As expected the CU amount does not affect the query performance.
But
As you might have expected there is a but. These performance tests shows how good the API is when you call it multiple times in a row, but as seen in this picture, this is how the first call runtime looks like:

See that 17 seconds. It seems that the first call can be quite slow (my tests does not measure the time that is used for authentication). I don’t know what is the reason for this, but the first call is always way slower. I suspect that this could be related to caching in Fabric. The measurement above was done with ColdStart strategy so the BenchmarkDotNet did not try to optimize the first call away.
As I wanted to dig bit deeper into this, I wrote a simple .NET application that uses stopwatch to measure how long it takes to make the first call into API.

As seen here the MSAL login takes 864ms. to complete, but the first run is now 1.6 seconds. Based on my measurements the first run is usually around 3 to 4 seconds and the subsequent are around 400ms.
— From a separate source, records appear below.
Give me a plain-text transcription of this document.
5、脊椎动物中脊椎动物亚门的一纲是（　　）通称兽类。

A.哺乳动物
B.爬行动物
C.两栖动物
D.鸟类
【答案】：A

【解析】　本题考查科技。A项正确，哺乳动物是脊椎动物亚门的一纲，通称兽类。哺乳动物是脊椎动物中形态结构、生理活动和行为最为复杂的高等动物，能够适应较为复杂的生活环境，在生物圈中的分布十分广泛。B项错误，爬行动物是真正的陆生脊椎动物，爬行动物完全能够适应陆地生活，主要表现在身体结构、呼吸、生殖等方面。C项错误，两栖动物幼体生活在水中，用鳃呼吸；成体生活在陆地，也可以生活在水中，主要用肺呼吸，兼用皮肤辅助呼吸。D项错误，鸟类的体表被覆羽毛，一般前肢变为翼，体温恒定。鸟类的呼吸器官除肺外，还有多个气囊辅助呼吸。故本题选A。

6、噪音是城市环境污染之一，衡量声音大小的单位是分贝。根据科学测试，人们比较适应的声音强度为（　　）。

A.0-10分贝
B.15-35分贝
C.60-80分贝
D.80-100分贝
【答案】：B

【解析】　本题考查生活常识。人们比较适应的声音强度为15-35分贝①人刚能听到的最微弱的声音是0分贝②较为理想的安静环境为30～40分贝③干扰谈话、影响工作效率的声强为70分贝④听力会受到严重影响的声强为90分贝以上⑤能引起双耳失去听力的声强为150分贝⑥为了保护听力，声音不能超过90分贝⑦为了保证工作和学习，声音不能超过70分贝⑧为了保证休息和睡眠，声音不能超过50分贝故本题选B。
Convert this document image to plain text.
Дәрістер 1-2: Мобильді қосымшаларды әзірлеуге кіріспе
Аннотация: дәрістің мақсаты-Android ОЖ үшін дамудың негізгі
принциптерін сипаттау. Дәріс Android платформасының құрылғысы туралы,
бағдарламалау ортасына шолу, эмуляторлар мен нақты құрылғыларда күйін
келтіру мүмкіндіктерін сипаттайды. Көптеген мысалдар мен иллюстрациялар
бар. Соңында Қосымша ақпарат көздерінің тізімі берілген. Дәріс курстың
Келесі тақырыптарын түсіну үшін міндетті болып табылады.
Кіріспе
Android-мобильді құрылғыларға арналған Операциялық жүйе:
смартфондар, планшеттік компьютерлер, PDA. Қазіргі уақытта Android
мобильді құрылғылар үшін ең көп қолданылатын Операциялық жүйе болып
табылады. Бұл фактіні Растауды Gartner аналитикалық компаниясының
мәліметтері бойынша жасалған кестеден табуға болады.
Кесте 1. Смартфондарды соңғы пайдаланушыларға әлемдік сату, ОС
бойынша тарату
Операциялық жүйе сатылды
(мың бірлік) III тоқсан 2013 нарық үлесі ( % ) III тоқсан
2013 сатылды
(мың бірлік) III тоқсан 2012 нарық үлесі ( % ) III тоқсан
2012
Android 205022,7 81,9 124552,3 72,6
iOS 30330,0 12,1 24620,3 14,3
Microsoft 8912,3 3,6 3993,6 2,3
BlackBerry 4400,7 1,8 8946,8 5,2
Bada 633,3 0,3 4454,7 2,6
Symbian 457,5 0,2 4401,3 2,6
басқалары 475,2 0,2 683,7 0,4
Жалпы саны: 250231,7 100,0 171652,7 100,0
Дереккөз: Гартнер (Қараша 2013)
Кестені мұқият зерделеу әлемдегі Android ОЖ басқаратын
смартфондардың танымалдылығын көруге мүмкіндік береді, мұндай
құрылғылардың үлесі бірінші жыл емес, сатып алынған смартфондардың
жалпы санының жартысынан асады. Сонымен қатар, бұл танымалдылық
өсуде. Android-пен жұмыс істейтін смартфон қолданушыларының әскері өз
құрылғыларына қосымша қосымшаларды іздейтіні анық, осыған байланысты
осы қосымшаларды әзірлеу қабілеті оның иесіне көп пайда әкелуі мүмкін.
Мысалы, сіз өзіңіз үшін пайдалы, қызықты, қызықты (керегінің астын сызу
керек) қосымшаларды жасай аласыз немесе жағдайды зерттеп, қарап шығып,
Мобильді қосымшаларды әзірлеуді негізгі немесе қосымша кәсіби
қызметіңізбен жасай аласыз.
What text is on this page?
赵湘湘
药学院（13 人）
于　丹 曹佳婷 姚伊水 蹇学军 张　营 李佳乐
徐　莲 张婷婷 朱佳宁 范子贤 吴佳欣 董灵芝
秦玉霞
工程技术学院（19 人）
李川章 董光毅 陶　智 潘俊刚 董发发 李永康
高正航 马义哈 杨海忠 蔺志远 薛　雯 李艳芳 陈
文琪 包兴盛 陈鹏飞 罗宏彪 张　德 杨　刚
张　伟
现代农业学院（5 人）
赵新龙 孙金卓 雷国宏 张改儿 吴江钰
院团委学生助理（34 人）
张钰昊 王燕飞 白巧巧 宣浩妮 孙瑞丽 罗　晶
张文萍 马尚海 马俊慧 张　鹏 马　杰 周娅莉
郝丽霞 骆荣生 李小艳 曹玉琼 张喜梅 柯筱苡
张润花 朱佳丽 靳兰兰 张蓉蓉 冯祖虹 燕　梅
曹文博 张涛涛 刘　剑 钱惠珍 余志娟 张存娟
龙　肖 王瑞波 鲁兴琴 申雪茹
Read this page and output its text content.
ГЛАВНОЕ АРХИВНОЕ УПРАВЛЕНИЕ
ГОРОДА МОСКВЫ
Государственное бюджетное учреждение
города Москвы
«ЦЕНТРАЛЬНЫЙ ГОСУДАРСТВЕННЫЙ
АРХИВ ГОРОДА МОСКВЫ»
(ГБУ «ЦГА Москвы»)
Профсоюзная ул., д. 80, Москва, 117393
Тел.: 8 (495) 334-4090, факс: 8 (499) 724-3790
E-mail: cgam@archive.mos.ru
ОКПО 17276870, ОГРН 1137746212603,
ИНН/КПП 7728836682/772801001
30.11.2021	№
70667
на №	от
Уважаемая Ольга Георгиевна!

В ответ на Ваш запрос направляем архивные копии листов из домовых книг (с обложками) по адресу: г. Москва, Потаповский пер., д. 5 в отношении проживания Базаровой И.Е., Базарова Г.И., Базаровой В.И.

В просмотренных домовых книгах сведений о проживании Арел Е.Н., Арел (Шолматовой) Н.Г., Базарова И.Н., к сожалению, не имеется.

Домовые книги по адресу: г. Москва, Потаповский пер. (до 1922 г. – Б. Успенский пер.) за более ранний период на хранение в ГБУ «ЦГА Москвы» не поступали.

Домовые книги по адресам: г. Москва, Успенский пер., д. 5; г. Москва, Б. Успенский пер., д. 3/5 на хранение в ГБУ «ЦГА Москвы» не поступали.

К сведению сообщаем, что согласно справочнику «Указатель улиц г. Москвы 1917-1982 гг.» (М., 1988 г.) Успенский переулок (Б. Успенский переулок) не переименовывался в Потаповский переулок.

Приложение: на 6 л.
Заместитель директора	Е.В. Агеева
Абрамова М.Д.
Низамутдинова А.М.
Some of the slowness in first run in my manual test is coming from the .NET HTTP client instantioning and serialization.
This is the console app code that I used:
var timer = new Stopwatch(); timer.Start(); var app = ConfidentialClientApplicationBuilder.Create(Configuration.ClientId) .WithClientSecret(Configuration.Secret) .WithAuthority(new Uri($"https://login.microsoftonline.com/{Configuration.TenantId}")) .Build(); var authenticationResult = await app.AcquireTokenForClient(["https://api.fabric.microsoft.com/.default"]).ExecuteAsync(); HttpClient client = new(); client.DefaultRequestHeaders.Add("Authorization", $"Bearer {authenticationResult.AccessToken}"); Console.WriteLine($"Time taken to login: {timer.ElapsedMilliseconds} ms"); var query = new { query = "{ test_data_500ks(filter: { _1: { eq: 104 } }, first: 50) { items { _1, _2 } } }" }; var content = new StringContent(JsonSerializer.Serialize(query), Encoding.UTF8, "application/json"); timer.Restart(); HttpResponseMessage response = await client.PostAsync(Configuration.FabricGraphqlEndpoint, content); response.EnsureSuccessStatusCode(); Console.WriteLine($"Time taken to query 500k rows: {timer.ElapsedMilliseconds} ms");
I wanted to inspect a little bit more that first call slowness and added some wait time between API calls. Results indicated that after 60 seconds the API call gets slower and near 10 minutes mark the API call is at cold start level. I didn’t test what is the exact time to get back to cold start level, but as seen in the picture below the cold start is quite a lot if you want to build a customer facing app.

Summary
Lets wrap this post. GraphQL performance is surprisingly good in Fabric. The amount of data or CU units didn’t affect the query speed a lot. GraphQL and SQL Analytics Endpoints seems to have similar speeds in queries which indicates that GraphQL does not add much of an overhead. Fabric however has a problem, that first endpoint query or GraphQL API call takes longer to complete, than the subsequent ones. I suspect that Fabric is caching the caller auth + some other things for API calls and if you don’t use API that often your session will be cleaned from the cache.